Related: Supreme Court ruling will allow relief for some student loans

Republicans have denounced Biden’s plan as a bailout for people who don’t deserve it, at the expense of working-class Americans who lack college degrees or people who borrowed money and already repaid their debts.

“It is important to note his student debt ‘forgiveness’ plan does not actually forgive or cancel debt,” Sen. Bill Cassidy, R-La., said. “It only transfers the burden from those who willingly chose to take out debt to attend college to those who chose not to go to college or already worked to pay off their loans. Making these taxpayers responsible for the debts of others is as irresponsible as it is unfair.”
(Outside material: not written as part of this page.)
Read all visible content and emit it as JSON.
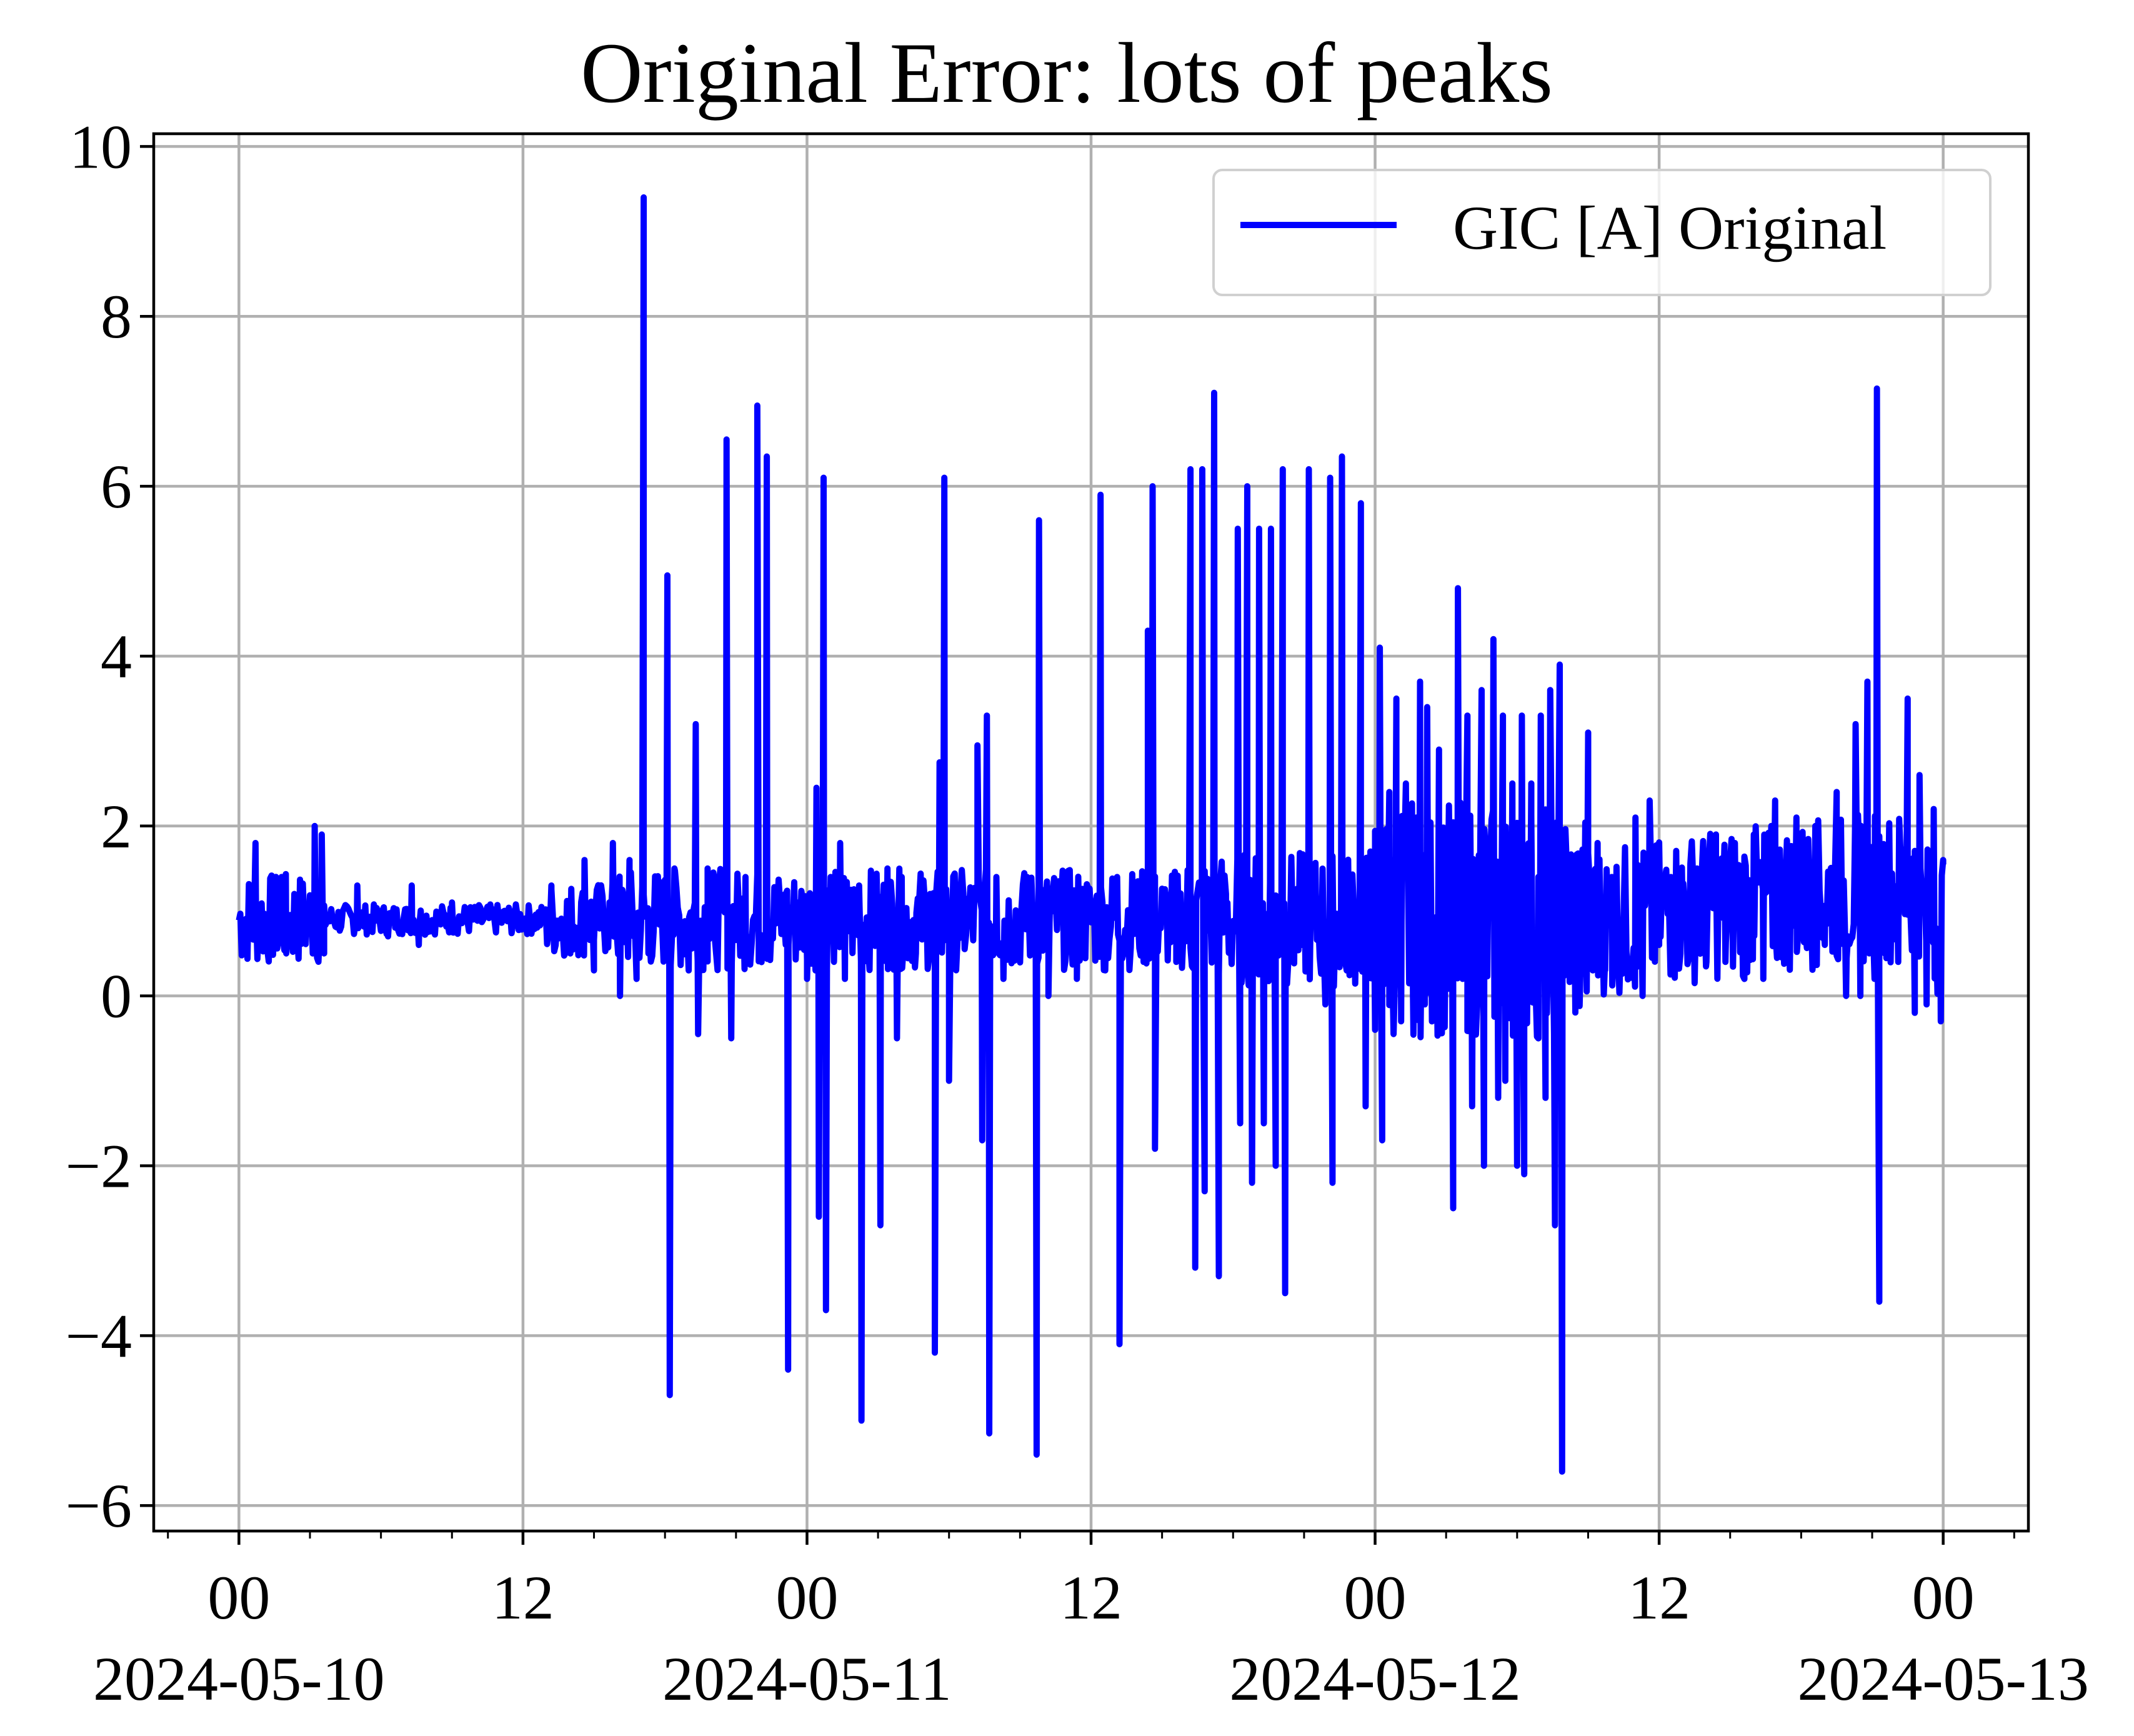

The administration disagreed. “This resolution is an unprecedented attempt to undercut our historic economic recovery and would deprive more than 40 million hardworking Americans of much-needed student debt relief,” the White House said.

Separately, Biden also managed to exclude a repeal of his student loan forgiveness plan from a compromise government spending bill to raise the debt ceiling. House Republicans previously had passed a debt ceiling bill that would have eliminated Biden’s student debt relief plan. However, the compromise bill codifies the end of the student loan pause, infuriating student loan borrower advocacy groups.

About 26 million people applied for Biden’s mass relief program before the lawsuits froze it from proceeding. Of those, 16 million were approved to have a portion or all of their debt erased, depending on their balance.